It was more than 40 years ago that economist Milton Friedman described the concept of corporate social responsibility (CSR) as “pure and unadulterated socialism.” He noted that the embrace of CSR by businessmen helped to “strengthen the already prevalent view that the pursuit of profits is wicked and immoral and must be curbed and controlled by external forces. Once this view is adopted, the external forces that curb the market will not be the social consciences, however highly developed, of the pontificating executives; it will be the iron fist of government bureaucrats.”
In fact, a new “iron fist” has emerged in the intervening period to “curb the market.” It belongs not to bureaucrats but to radical environmental non-governmental organizations (ENGOs), who have achieved a stunning amount of boardroom influence. They have done this, paradoxically, by learning from Prof. Friedman, and in particular by exploiting what might be called “Milton’s loophole.”

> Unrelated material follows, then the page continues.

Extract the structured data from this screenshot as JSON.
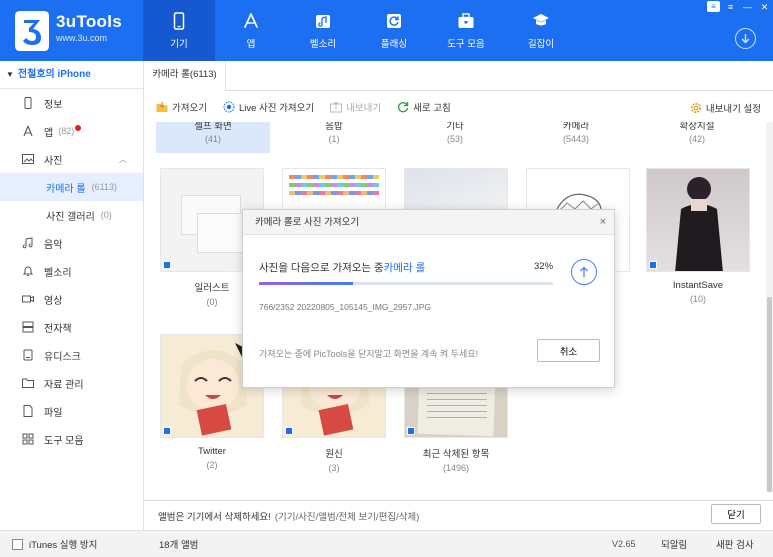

Prof. Friedman said that part of an executive’s role, beyond his primary task of serving shareholders, was to conform to “the basic rules of the society, both those embodied in law and those embodied in ethical customs.” ...
There is not a company on Earth that now fails to pay obeisance to the essentially socialist notion of “sustainable development” (SD), ... Corporations keen to achieve their CSR and SD badges have, meanwhile, found themselves cast as mouthpieces for radical environmentalism.
... A classic example appeared in a recent ad in USA Today. The ad features the names of both California-based grocery chain Trader Joe’s and ENGO ForestEthics...Today there were two responses, one from Greenpeace Canada:
It seems astonishing that a company would allow itself to be the ventriloquist’s puppet for so much misinformation. ...
[From the first letter] ... firms would not respond to environmentalist bullying if they didn’t think it would help their bottom lines [more accurately avoid having their bottom lines damaged by smear campaigns].
[From Greenpeace]... Milton Friedman would surely have approved of this Greenpeace tactic: private actors negotiating with private actors for the public good ...The first admits the "bullying" which Greenpeace calls "negotiating". What neither will acknowledge is that the Trader Joe ad is dishonest scare-mongering aimed at intimidating oil sands producers and fund raising. Greenpeace's and ForestEthics' "bottom lines" come from the money they raise from whipping up public environmental hysteria. Milton Friedman would definitely NOT approve of such dishonest, extortionate tactics.